Весной на том же углу я заметила Чмутова, и попросила Толика остановить машину. Я вела наблюдение из окна, как агент. Чмутов шел с двумя девушками, одна в красной юбке, другая в красных чулках — в середине апреля вдруг расщедрилось солнце. Он был в полицайской шапочке, в длинном пальто, шел с краю и чуть впереди, держал шею прямо, слегка склонив голову и по диагонали повесив нос. Он поглядывал на обеих спутниц, учтиво улыбался, щурился на солнце и сдержанно что-то рассказывал. Мне показалось, он выглядит, как при нашем знакомстве в школе Пьюбиса: человек, умеющий обращаться с дамой в пиджаке, входящий в новые отношения, еще не испорченные дружбой…
Дома я позвонила Майорову:
— Послушай, я видела нашего полуденди с двумя девушками.
— Я узнаю, кто эти барышни! — возбудился Майоров, на Майорова тоже влияло солнце. — Опиши-ка их поподробней, я совру, что это я проезжал…
Через полчаса он доложил:
— Ничего интересного, это старые его знакомые. У одной ноги кривые, другая грузинка. Ты же знаешь, что он теперь грузинский поэт? Мы обсудили, почему по весне меня так к барышням тянет. И про тебя говорили. Он спросил, что ты пишешь и хорошо ли ты пишешь. Я сказал: “Хорошо, очень хорошо”, он заворчал: “Как — хорошо? Хорошо, как Пушкин?” — Я говорю: “Нет, хорошо, как Фолкнер”. Он растерялся, даже рассердился: “Ну, Фолкнер-то круче Пушкина”.
Мне надоел мой персонаж… Я прошу Майорова послушать незаконченный текст. Майоров удобный слушатель, он может слушать хоть весь световой день: он зажимает плечом телефонную трубку и рисует, работает. Мы уложились в четыре часа.
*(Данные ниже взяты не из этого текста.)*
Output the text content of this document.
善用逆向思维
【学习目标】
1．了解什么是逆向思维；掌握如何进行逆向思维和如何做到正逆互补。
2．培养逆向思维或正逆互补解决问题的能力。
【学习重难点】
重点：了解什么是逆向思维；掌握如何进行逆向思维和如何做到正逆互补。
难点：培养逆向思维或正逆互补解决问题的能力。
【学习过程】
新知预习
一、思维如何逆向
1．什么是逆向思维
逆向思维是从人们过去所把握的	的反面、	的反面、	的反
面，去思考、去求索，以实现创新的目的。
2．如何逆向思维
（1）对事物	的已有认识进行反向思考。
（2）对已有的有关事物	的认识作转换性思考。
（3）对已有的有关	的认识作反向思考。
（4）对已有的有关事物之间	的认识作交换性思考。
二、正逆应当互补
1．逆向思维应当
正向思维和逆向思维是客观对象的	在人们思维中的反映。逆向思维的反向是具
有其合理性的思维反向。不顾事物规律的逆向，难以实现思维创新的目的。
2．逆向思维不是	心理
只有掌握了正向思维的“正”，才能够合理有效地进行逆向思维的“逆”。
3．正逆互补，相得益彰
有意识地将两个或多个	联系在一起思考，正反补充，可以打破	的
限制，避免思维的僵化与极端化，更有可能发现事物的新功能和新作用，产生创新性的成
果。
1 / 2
— Ирин, я понял: два писателя — это ты и ты! Как человек, который живет свою жизнь и пишет о ней.
156
Я готовлюсь к лекции. Читаю статью академика В.И. Арнольда: “Роль доказательств в математике подобна роли орфографии или даже каллиграфии в поэзии”. Мне становится весело.
— Леня, не спишь? Гошка так ничему и не научил Арнольда! Арнольд считает, что для поэзии важна каллиграфия. Помнишь, он предпочел тебя Кушнеру и Мандельштаму? Он не видел твой почерк! Гоша так аккуратно печатал…
Леня поворачивается:
— Я все помню. Разве кто-то позаботится о моих стихах так, как Гоша?
Леня готовит новый сборник. На этот раз я набираю стихи сама, почти не вникая в смысл, как когда-то в аспирантуре переписывала “Антологию русской поэзии”. Я стараюсь печатать как можно быстрее, но постепенно стихи увлекают меня, как лодку в половодье. Я отрываюсь от берега, уплываю, ложусь часа в три и говорю спящему мужу:
— Леня, ты такой хороший поэт!
Не рассчитываю, что он услышит, но он вмиг просыпается:
— Что ты сказала?
— Ты очень хороший поэт. Это стихотворение “Предзимье”…
В тот же миг он сгребает меня в охапку, переворачивает… Боже, какая страсть… Это страшнее брачной ночи. Он возвышается надо мною, как сфинкс. Сфинкс, сгорающий от нетерпения. Сфинкс в ночи. От счастья я начинаю хихикать.
— Что с тобой?
— Может, два писателя — это мы? Послушай, я придумала фразу:
Они жили долго и счастливо и кончили в один день.